第42話
                石の力



「……龍静……龍の怒り!」




 突然オレンジのトーンが変わった。だが、ワカバタウンでのときのようにクリムゾンという者にはなっていないようだ。


 その証拠に、暴走していない。




「ふん、そんな攻撃が効くかぁ!!!」



 それと同時に、デルビルが火炎放射を放った。その技は、龍静の放った龍の怒りに向かって飛んでいく。



























「無駄だ」









 オレンジが右腕をあげ、右手をクイッと動かす。



 それと同時に、デルビルの放った火炎放射は龍静の龍の怒りと混ざりあい、取り込まれてデルビルとぺラップに向かっていく。


「な、な、なぜだ!?」



 錯乱する男。ゴロウは何も出来ずに驚愕してその光景を見つめていた。



 オレンジは無言。だが、その後にやりと笑った。





「……はっ、やってくれたじゃねぇか。残念だが、お前はこれくらいじゃ済まないぜぇ!!!」




 それはオレンジではなかった。右腕を何度も振り回し、男を炎で包み込む。
 その炎は男の動きを牽制した。
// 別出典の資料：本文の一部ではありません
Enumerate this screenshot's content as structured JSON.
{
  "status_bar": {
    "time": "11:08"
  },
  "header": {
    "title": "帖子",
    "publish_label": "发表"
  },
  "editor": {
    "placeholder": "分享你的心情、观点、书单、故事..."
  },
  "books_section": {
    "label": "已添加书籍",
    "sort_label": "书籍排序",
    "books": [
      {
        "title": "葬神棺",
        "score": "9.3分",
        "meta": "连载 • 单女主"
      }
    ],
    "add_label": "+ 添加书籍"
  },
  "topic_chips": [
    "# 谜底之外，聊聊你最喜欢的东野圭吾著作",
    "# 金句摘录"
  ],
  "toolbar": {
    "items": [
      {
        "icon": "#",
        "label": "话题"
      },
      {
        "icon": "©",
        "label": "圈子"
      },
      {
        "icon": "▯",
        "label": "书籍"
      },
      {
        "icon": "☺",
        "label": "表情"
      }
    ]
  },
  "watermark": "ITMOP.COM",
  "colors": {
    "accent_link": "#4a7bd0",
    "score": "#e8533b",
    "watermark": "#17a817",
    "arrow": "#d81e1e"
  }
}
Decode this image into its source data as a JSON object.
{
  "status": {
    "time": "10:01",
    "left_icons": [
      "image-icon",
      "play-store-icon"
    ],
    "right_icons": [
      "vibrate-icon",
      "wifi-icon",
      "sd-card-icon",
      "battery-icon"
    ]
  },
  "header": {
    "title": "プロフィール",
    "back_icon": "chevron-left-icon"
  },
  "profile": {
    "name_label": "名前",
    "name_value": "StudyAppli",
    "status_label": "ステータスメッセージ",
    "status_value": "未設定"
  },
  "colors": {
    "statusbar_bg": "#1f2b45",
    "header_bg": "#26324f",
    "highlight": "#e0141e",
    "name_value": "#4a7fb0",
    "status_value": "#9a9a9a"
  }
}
以前、ゴールドが受けたものと同等である。




「終わりだ……あばよ!!」



 炎は急に小さくなり、男はその直撃をくらう。
 そして、そのまま気絶した。オレンジもそれと同時に気絶し、ゴロウに支えられる。



 デルビルとぺラップは戸惑っていた。デルビルはそれでも苦しそうで、ぺラップはそれを支えている状態だ。



「……」




 ゴロウは、黙ってその2匹を抱きかかえると、龍静にオレンジを運ばせて自分の家へと向かった。














 後ろに、巨大な四足のポケモンが居るのを知らずに。